THE METHOD TO MY MADNESS

Building Out Initial Variables

let count = 1
let finalString = string[0]

The first thing I thought of when I saw this problem was that I was going to need to loop through each character in the string and create some sort of counter to determine the number of each character. I built a variable called “count” that would tell us the number of each character, and increment as we looped through the string.
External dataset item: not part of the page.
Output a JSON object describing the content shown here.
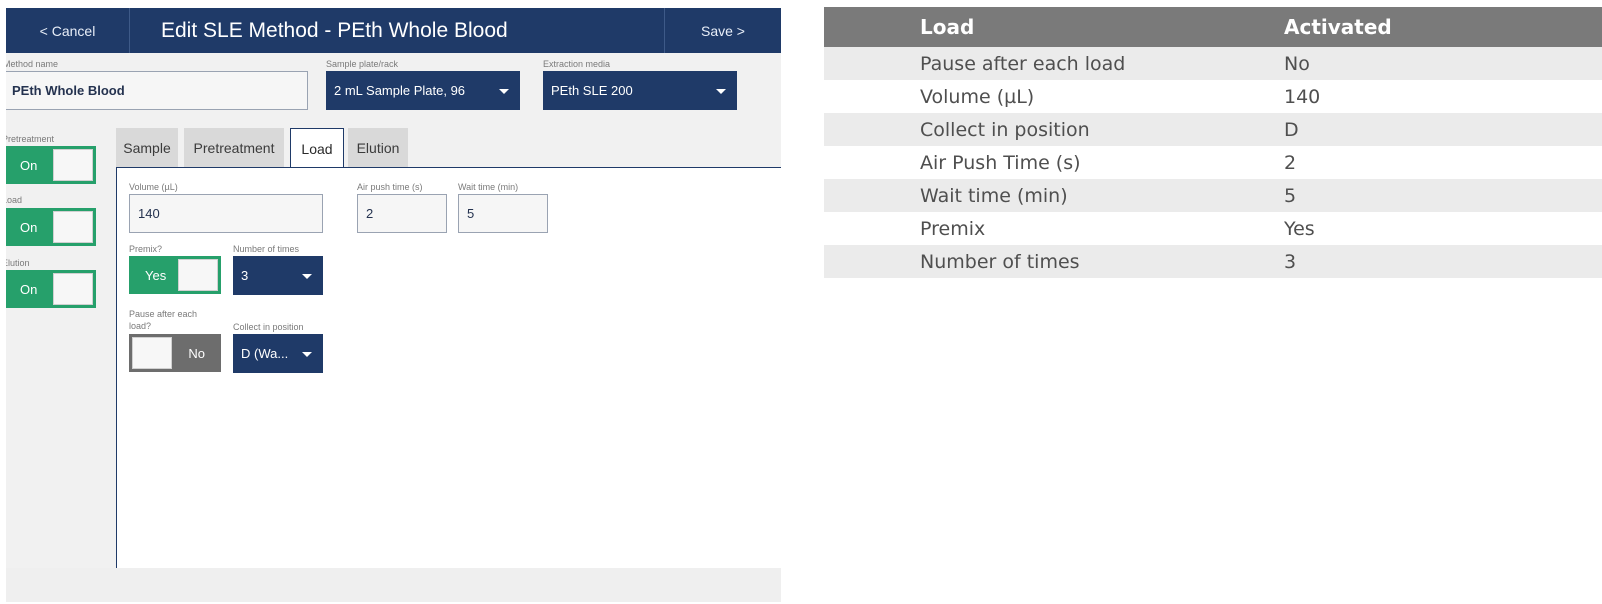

I also wanted to create a string that would contain all of the final information that we would eventually return. The reason I didn’t begin by creating it as an empty string was that I knew that we would need something to compare to when looping through the input string, so I added the first character from the string. So, right now, using the example above, finalString would simply be “w”, and the count would be 1 to represent the 1 character we have already looped through.

Looping through Each Character in the String

for (let i = 1; i < string.length; i++) {
...
}

For this loop, I decided to use this style of iteration instead of a for/in situation, because I knew that I actually wanted to just start with the second character in the string, and compare it to the first character already in our finalString variable.

The Conditional: Part 1

if (string[i] === finalString[finalString.length - 1]) {    count += 1}

So, what this conditional does is checks and sees if the current character in the loop is the same as the character before it, which we have added to our finalString and is currently the last character.

If we are still using our example from above, string[1] would be “w”, and finalString[0] would also be “w”. So, this conditional returns true and we add one more to the count.

The Conditional: Part 2

else {    finalString = finalString.slice(0, finalString.length - 1) +        count + finalString.slice(finalString.length - 1) + string[i]    count = 1}

This is the part that gets a little tricky. What happens when we move on from one character to the next, when we’ve hit the 4th character in the string, “g”?

I’m sure there is a more elegant way to come up with a solution but the one I found is to slice up finalString like so:

all the characters in the finalString except the last one+the counter we have been adding to + the character we have been comparing the other characters with+the new character that we have come across, that we will now be using to compare against other characters

It’s a little confusing, but this will give you the exact format you need for this problem. In this situation, if we put a console.log() inside this else conditional, the first one would come up as “3wg”. There is only one character in finalString at the moment, so there is nothing before the count, which is 3. After that we have the “w” that we have been referencing the whole time, and then the “g” that we will be referencing after that.

The last thing you need to do is reset the count variable to 1, since we are starting over and counting the instances of a new character.

Tacking on the Final Count

finalString = finalString.slice(0, finalString.length - 1) + count + finalString.slice(finalString.length - 1)

The only thing that this loop does not accomplish is that there will be still one more count that needs to be tacked onto the finalString after we have finished iterating. Like in the else conditional above, we are putting the count inside slices of finalString so it’s in the exact position that we need. The only thing that is different is that we are not tacking another character on the end of finalString, because we’ve looped through them all and there’s nothing else to compare!

Put this code outside of both the conditionals and the looping, so that it is only performed once right before we return the finalString.

Return finalString

return finalString

That’s it! You’re done!

I’m really interested in seeing other people’s solutions to this problem, so feel free to comment and let you know how you’d tackle run-length encoding. Happy coding!